I guess I followed the correct protocol suggested above and did not pull out the phone. That's not to say that I did not use it as a reference a few other times in our visit.
These incidents of losing of vital information in our brains tied in with another problem that arose this morning when I began to transfer photos from my phone to my laptop computer.
"Not enough disc space," the window which popped onto the screen said. I tried again, and the photo went through.
So, of course, I knew it had to be a glitch. Well, that was not to be because after letting that one photo go on its way, the phone had put up a complete road block.
I looked at the my settings, and sure enough with the gazillions of photos I take, the disc was full and suggestions of how and what to delete showed up in the settings.
I was able to delete a few things and then get on with this morning's blog preparation, but it occurs to me that I may have to put in some time doing some major deleting to avoid such road blocks in the future.

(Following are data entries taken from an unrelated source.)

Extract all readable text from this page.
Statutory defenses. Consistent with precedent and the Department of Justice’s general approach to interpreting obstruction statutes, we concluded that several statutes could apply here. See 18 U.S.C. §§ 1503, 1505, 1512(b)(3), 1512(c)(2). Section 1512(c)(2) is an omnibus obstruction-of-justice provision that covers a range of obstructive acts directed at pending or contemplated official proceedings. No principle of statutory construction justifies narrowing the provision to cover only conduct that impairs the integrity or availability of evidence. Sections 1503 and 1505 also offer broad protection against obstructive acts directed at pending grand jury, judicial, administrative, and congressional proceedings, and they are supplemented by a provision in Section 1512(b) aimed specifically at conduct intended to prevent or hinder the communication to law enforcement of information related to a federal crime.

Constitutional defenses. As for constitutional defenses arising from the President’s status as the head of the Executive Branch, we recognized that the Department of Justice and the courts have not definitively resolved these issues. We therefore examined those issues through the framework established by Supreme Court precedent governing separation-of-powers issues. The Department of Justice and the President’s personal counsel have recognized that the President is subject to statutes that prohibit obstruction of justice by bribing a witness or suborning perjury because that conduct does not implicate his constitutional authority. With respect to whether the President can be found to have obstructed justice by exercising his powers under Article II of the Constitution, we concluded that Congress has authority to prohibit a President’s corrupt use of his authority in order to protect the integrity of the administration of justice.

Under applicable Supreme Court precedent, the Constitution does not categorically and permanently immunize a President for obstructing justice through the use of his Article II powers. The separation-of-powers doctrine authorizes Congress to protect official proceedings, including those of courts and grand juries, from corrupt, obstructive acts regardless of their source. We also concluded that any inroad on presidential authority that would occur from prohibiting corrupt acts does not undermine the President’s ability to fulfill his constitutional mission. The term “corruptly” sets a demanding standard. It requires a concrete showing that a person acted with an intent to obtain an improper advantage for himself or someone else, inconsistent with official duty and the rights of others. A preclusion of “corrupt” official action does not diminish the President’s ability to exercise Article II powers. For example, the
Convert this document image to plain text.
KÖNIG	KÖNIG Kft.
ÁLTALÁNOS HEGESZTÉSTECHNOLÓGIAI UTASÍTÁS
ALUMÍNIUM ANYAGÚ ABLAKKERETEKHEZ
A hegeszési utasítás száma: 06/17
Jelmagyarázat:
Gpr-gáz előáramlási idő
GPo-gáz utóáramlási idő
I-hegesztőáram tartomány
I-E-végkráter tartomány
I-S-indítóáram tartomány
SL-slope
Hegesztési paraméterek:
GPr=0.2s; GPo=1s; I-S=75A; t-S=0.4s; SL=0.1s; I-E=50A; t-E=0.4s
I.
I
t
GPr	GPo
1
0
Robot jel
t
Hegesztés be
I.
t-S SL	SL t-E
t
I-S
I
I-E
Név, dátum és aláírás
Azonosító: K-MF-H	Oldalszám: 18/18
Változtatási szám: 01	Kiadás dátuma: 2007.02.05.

That incident brought to mind the fact that our minds probably go through the same troubles as the disc space on our phones and computers.
And, so I'm wondering if, in addition to the DNA samples helping keep a cleaner environment, someone could come up with a good tool for us to just point at our heads and zap all the unnecessary stuff from our brain.
If that could be done, I bet I would not have had to use my iPhone to remember the name Mumford and Sons.
Something to think about---that is, if we've still got the space left in our minds to think.
On that note, my brain actually feels empty at the moment, so Happy Saturday.